Edit: you give more details so... I think the best way is to experiment a little with both a main-memory dedicated graph library and with a DBMS-based solution, then evaluate carefully pros and cons of both solutions.
For example: a DBMS need to be installed (if you don't use an "embeddable" DBMS like SQLite), only you know if/where your application needs to be deployed and what your users are. On the other hand, a DBMS gives you immediate benefits, like persistence (I don't know what support graph libraries gives for persisting their graphs), transactions management and countless other. Are these relevant for your application? Again, only you know.
The first option you mentioned seems best. If your graph won't have many edges (|E|=O(|V|)) then you might earn better complexity of time and space using Dictionary:
var graph = new Dictionary<Vertex, HashSet<Vertex>>();
An interesting graph library is QuickGraph. Never used it but it seems promising :)
I wrote and designed quite a few graph algorithms for various programming contests and in production code.

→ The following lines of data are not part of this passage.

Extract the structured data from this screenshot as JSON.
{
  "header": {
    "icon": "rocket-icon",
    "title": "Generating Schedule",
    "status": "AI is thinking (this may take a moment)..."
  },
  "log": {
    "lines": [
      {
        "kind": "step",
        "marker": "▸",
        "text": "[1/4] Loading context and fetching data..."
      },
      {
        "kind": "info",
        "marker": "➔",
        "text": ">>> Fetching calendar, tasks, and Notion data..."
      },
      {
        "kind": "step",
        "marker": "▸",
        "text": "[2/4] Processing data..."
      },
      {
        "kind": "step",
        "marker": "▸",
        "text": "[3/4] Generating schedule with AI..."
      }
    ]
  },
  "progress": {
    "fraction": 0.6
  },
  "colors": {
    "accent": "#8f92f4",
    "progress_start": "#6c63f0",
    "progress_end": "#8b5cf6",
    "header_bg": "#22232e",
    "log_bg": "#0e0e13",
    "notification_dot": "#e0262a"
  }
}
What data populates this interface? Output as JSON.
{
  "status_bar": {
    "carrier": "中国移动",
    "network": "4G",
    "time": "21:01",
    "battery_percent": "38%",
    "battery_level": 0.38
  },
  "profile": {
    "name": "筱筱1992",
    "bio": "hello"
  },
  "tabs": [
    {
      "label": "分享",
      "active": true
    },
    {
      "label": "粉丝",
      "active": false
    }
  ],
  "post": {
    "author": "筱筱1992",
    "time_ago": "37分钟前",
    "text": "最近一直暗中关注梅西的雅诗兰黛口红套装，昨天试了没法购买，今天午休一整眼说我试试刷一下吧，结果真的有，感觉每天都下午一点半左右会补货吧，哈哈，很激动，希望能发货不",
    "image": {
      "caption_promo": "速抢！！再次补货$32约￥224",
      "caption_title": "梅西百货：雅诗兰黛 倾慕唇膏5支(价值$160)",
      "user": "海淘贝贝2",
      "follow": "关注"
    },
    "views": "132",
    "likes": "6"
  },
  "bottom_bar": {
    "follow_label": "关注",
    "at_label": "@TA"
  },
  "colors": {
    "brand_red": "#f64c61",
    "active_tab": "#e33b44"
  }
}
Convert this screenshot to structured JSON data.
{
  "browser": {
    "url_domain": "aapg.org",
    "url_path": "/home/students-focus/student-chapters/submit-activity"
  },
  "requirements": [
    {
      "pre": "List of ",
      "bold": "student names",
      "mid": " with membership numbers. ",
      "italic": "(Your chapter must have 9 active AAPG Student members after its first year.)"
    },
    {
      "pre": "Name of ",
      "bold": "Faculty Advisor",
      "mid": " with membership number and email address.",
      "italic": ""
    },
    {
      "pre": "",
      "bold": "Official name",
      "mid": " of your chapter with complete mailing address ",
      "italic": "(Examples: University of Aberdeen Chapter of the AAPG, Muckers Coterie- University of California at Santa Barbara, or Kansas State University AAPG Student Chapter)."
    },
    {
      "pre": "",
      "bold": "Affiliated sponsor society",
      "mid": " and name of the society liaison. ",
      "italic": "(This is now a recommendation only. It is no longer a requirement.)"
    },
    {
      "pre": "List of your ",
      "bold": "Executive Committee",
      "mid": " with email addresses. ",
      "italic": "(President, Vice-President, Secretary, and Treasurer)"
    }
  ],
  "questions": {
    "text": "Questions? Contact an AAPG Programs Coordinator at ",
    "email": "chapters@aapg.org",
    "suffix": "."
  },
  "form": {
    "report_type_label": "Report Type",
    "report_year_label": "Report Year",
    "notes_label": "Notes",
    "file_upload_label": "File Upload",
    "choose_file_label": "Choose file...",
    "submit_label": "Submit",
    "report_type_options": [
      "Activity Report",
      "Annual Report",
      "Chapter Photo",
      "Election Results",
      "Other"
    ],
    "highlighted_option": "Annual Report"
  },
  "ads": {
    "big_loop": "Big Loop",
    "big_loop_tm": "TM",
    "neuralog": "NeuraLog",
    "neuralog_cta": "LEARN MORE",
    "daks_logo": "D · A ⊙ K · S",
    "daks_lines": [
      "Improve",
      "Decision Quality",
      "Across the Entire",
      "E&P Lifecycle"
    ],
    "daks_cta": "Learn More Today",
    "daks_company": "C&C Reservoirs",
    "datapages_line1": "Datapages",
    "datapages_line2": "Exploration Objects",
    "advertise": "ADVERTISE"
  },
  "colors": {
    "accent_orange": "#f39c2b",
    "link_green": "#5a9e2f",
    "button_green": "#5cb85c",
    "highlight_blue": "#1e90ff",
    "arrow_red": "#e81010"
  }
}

And I noticed that every time I need one, I have to develop it from scratch, assembling together concepts from graph theory (BFS, DFS, topological sorting etc).
Perhaps a lack of experience is a reason, but it seems to me that there's still no reasonable general-purpose query language to solve graph problems. Pick a couple of general-purpose graph libraries and solve your particular task in a programming (not query!) language. That will give you best performance and space consumption, but will also require understanding of graph theory basic concepts and of their limitations.
And the last one: do not use SQL for graphs.